Un groupe en avance, que nait le 6 février 1973, sous l’influence musicale de Larry Harlow et LA Perfecta d’Eddie Palmieri. Il se convertit en parfait concurrent à la Dimensión Latina. Sous la direction du joueur de congas Nico Monterola, la Renovación, bien que peu chanceuse à vu dans ses rangs le timbalero Alfredo Cutuflá,, puis Cheo Navarro (directeur de Bailatino), les futurs trombonistes d’Oscar D’ León, les frères Piñango : Nené et Taito. Rafael García à la basse, Felix Suárez “Shakaito” (futur directeur de la Bronko), Hungria Rojas (ensuite bongocero d’Oscar D’ León) et au chant Leo Pacheco, qui enregistre avec eux, (5) Cinq albums : Echa Pa’ lante (1974) ; Llegó la Renovación (1975) ; Pare Cochero (1975) ; Lo máximo es Renovación (1976) et A todo el mundo le gusta (1976).

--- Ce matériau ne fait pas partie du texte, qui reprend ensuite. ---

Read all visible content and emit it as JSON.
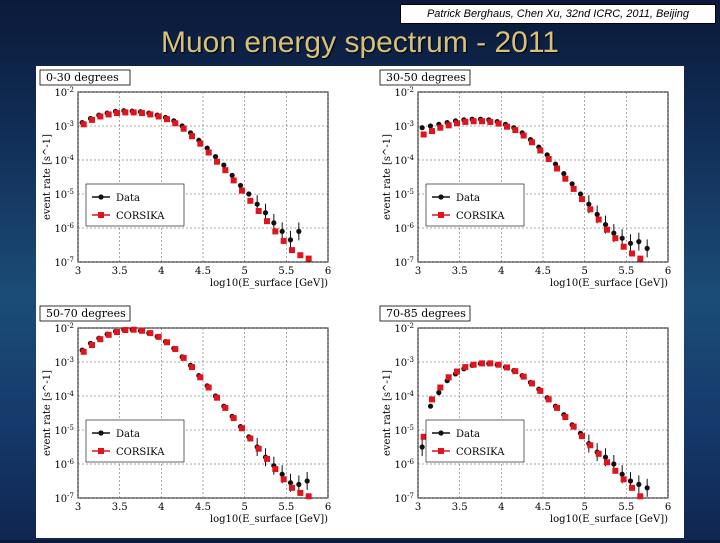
{
  "credit": "Patrick Berghaus, Chen Xu, 32nd ICRC, 2011, Beijing",
  "title": "Muon energy spectrum - 2011",
  "colors": {
    "data": "#111111",
    "corsika": "#e0141c",
    "title": "#d6c07a"
  },
  "chart_data": [
    {
      "type": "scatter",
      "label": "0-30 degrees",
      "xlabel": "log10(E_surface [GeV])",
      "ylabel": "event rate [s^-1]",
      "xlim": [
        3,
        6
      ],
      "ylim_log10": [
        -7,
        -2
      ],
      "xticks": [
        "3",
        "3.5",
        "4",
        "4.5",
        "5",
        "5.5",
        "6"
      ],
      "yticks": [
        "10^-7",
        "10^-6",
        "10^-5",
        "10^-4",
        "10^-3",
        "10^-2"
      ],
      "legend": [
        "Data",
        "CORSIKA"
      ],
      "series": [
        {
          "name": "Data",
          "x": [
            3.05,
            3.15,
            3.25,
            3.35,
            3.45,
            3.55,
            3.65,
            3.75,
            3.85,
            3.95,
            4.05,
            4.15,
            4.25,
            4.35,
            4.45,
            4.55,
            4.65,
            4.75,
            4.85,
            4.95,
            5.05,
            5.15,
            5.25,
            5.35,
            5.45,
            5.55,
            5.65
          ],
          "log10_y": [
            -2.9,
            -2.78,
            -2.68,
            -2.62,
            -2.57,
            -2.55,
            -2.56,
            -2.58,
            -2.62,
            -2.68,
            -2.75,
            -2.85,
            -3.0,
            -3.2,
            -3.42,
            -3.65,
            -3.9,
            -4.15,
            -4.45,
            -4.75,
            -5.0,
            -5.3,
            -5.55,
            -5.85,
            -6.1,
            -6.35,
            -6.1
          ]
        },
        {
          "name": "CORSIKA",
          "x": [
            3.05,
            3.15,
            3.25,
            3.35,
            3.45,
            3.55,
            3.65,
            3.75,
            3.85,
            3.95,
            4.05,
            4.15,
            4.25,
            4.35,
            4.45,
            4.55,
            4.65,
            4.75,
            4.85,
            4.95,
            5.05,
            5.15,
            5.25,
            5.35,
            5.45,
            5.55,
            5.65,
            5.75
          ],
          "log10_y": [
            -2.95,
            -2.82,
            -2.72,
            -2.66,
            -2.62,
            -2.6,
            -2.6,
            -2.62,
            -2.66,
            -2.72,
            -2.8,
            -2.92,
            -3.08,
            -3.3,
            -3.52,
            -3.78,
            -4.05,
            -4.3,
            -4.6,
            -4.9,
            -5.2,
            -5.5,
            -5.8,
            -6.1,
            -6.38,
            -6.65,
            -6.8,
            -6.9
          ]
        }
      ]
    },
    {
      "type": "scatter",
      "label": "30-50 degrees",
      "xlabel": "log10(E_surface [GeV])",
      "ylabel": "event rate [s^-1]",
      "xlim": [
        3,
        6
      ],
      "ylim_log10": [
        -7,
        -2
      ],
      "xticks": [
        "3",
        "3.5",
        "4",
        "4.5",
        "5",
        "5.5",
        "6"
      ],
      "yticks": [
        "10^-7",
        "10^-6",
        "10^-5",
        "10^-4",
        "10^-3",
        "10^-2"
      ],
      "legend": [
        "Data",
        "CORSIKA"
      ],
      "series": [
        {
          "name": "Data",
          "x": [
            3.05,
            3.15,
            3.25,
            3.35,
            3.45,
            3.55,
            3.65,
            3.75,
            3.85,
            3.95,
            4.05,
            4.15,
            4.25,
            4.35,
            4.45,
            4.55,
            4.65,
            4.75,
            4.85,
            4.95,
            5.05,
            5.15,
            5.25,
            5.35,
            5.45,
            5.55,
            5.65,
            5.75
          ],
          "log10_y": [
            -3.05,
            -3.0,
            -2.95,
            -2.9,
            -2.85,
            -2.82,
            -2.8,
            -2.8,
            -2.82,
            -2.87,
            -2.95,
            -3.05,
            -3.2,
            -3.4,
            -3.62,
            -3.85,
            -4.12,
            -4.4,
            -4.7,
            -5.0,
            -5.3,
            -5.6,
            -5.9,
            -6.15,
            -6.3,
            -6.45,
            -6.4,
            -6.6
          ]
        },
        {
          "name": "CORSIKA",
          "x": [
            3.05,
            3.15,
            3.25,
            3.35,
            3.45,
            3.55,
            3.65,
            3.75,
            3.85,
            3.95,
            4.05,
            4.15,
            4.25,
            4.35,
            4.45,
            4.55,
            4.65,
            4.75,
            4.85,
            4.95,
            5.05,
            5.15,
            5.25,
            5.35,
            5.45,
            5.55,
            5.65
          ],
          "log10_y": [
            -3.25,
            -3.15,
            -3.05,
            -2.98,
            -2.92,
            -2.88,
            -2.86,
            -2.86,
            -2.88,
            -2.93,
            -3.02,
            -3.12,
            -3.28,
            -3.48,
            -3.72,
            -3.97,
            -4.25,
            -4.55,
            -4.85,
            -5.15,
            -5.45,
            -5.75,
            -6.05,
            -6.3,
            -6.55,
            -6.75,
            -6.9
          ]
        }
      ]
    },
    {
      "type": "scatter",
      "label": "50-70 degrees",
      "xlabel": "log10(E_surface [GeV])",
      "ylabel": "event rate [s^-1]",
      "xlim": [
        3,
        6
      ],
      "ylim_log10": [
        -7,
        -2
      ],
      "xticks": [
        "3",
        "3.5",
        "4",
        "4.5",
        "5",
        "5.5",
        "6"
      ],
      "yticks": [
        "10^-7",
        "10^-6",
        "10^-5",
        "10^-4",
        "10^-3",
        "10^-2"
      ],
      "legend": [
        "Data",
        "CORSIKA"
      ],
      "series": [
        {
          "name": "Data",
          "x": [
            3.05,
            3.15,
            3.25,
            3.35,
            3.45,
            3.55,
            3.65,
            3.75,
            3.85,
            3.95,
            4.05,
            4.15,
            4.25,
            4.35,
            4.45,
            4.55,
            4.65,
            4.75,
            4.85,
            4.95,
            5.05,
            5.15,
            5.25,
            5.35,
            5.45,
            5.55,
            5.65,
            5.75
          ],
          "log10_y": [
            -2.65,
            -2.45,
            -2.3,
            -2.18,
            -2.1,
            -2.05,
            -2.05,
            -2.08,
            -2.15,
            -2.25,
            -2.4,
            -2.6,
            -2.85,
            -3.1,
            -3.4,
            -3.7,
            -4.0,
            -4.3,
            -4.6,
            -4.9,
            -5.2,
            -5.5,
            -5.8,
            -6.05,
            -6.3,
            -6.55,
            -6.6,
            -6.5
          ]
        },
        {
          "name": "CORSIKA",
          "x": [
            3.05,
            3.15,
            3.25,
            3.35,
            3.45,
            3.55,
            3.65,
            3.75,
            3.85,
            3.95,
            4.05,
            4.15,
            4.25,
            4.35,
            4.45,
            4.55,
            4.65,
            4.75,
            4.85,
            4.95,
            5.05,
            5.15,
            5.25,
            5.35,
            5.45,
            5.55,
            5.65,
            5.75
          ],
          "log10_y": [
            -2.7,
            -2.5,
            -2.33,
            -2.2,
            -2.12,
            -2.06,
            -2.05,
            -2.08,
            -2.15,
            -2.26,
            -2.42,
            -2.62,
            -2.88,
            -3.15,
            -3.45,
            -3.75,
            -4.05,
            -4.35,
            -4.65,
            -4.95,
            -5.25,
            -5.55,
            -5.85,
            -6.15,
            -6.45,
            -6.7,
            -6.85,
            -6.95
          ]
        }
      ]
    },
    {
      "type": "scatter",
      "label": "70-85 degrees",
      "xlabel": "log10(E_surface [GeV])",
      "ylabel": "event rate [s^-1]",
      "xlim": [
        3,
        6
      ],
      "ylim_log10": [
        -7,
        -2
      ],
      "xticks": [
        "3",
        "3.5",
        "4",
        "4.5",
        "5",
        "5.5",
        "6"
      ],
      "yticks": [
        "10^-7",
        "10^-6",
        "10^-5",
        "10^-4",
        "10^-3",
        "10^-2"
      ],
      "legend": [
        "Data",
        "CORSIKA"
      ],
      "series": [
        {
          "name": "Data",
          "x": [
            3.05,
            3.15,
            3.25,
            3.35,
            3.45,
            3.55,
            3.65,
            3.75,
            3.85,
            3.95,
            4.05,
            4.15,
            4.25,
            4.35,
            4.45,
            4.55,
            4.65,
            4.75,
            4.85,
            4.95,
            5.05,
            5.15,
            5.25,
            5.35,
            5.45,
            5.55,
            5.65,
            5.75
          ],
          "log10_y": [
            -5.5,
            -4.3,
            -3.9,
            -3.55,
            -3.35,
            -3.2,
            -3.1,
            -3.05,
            -3.05,
            -3.08,
            -3.15,
            -3.25,
            -3.4,
            -3.6,
            -3.8,
            -4.05,
            -4.3,
            -4.55,
            -4.85,
            -5.1,
            -5.4,
            -5.65,
            -5.8,
            -6.0,
            -6.3,
            -6.5,
            -6.6,
            -6.7
          ]
        },
        {
          "name": "CORSIKA",
          "x": [
            3.05,
            3.15,
            3.25,
            3.35,
            3.45,
            3.55,
            3.65,
            3.75,
            3.85,
            3.95,
            4.05,
            4.15,
            4.25,
            4.35,
            4.45,
            4.55,
            4.65,
            4.75,
            4.85,
            4.95,
            5.05,
            5.15,
            5.25,
            5.35,
            5.45,
            5.55,
            5.65,
            5.75
          ],
          "log10_y": [
            -5.2,
            -4.1,
            -3.75,
            -3.45,
            -3.28,
            -3.15,
            -3.08,
            -3.04,
            -3.04,
            -3.08,
            -3.16,
            -3.27,
            -3.43,
            -3.63,
            -3.85,
            -4.1,
            -4.35,
            -4.62,
            -4.9,
            -5.18,
            -5.45,
            -5.7,
            -5.95,
            -6.2,
            -6.45,
            -6.7,
            -6.95,
            -7.1
          ]
        }
      ]
    }
  ]
}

Suite à de menus problèmes il quitte la Renovación pour une tournée en Colombie avec Nelson Henriquez. Des obligations qui l’enpêchent d’intégrer l’orchestre récemment formé par Oscar D’ León, qui avait vu en Leo de grandes capacités pour les chœurs et la seconde voix (comme substitut du travail réalisé par Wladimir Lozano dans la Dimensión Latina). Lors d’une soirée Oscar lui dit : “Leo je te cherchais, car nous deux, pour ce qui sort ...”, “nous allons tout casser dans le monde entier...”.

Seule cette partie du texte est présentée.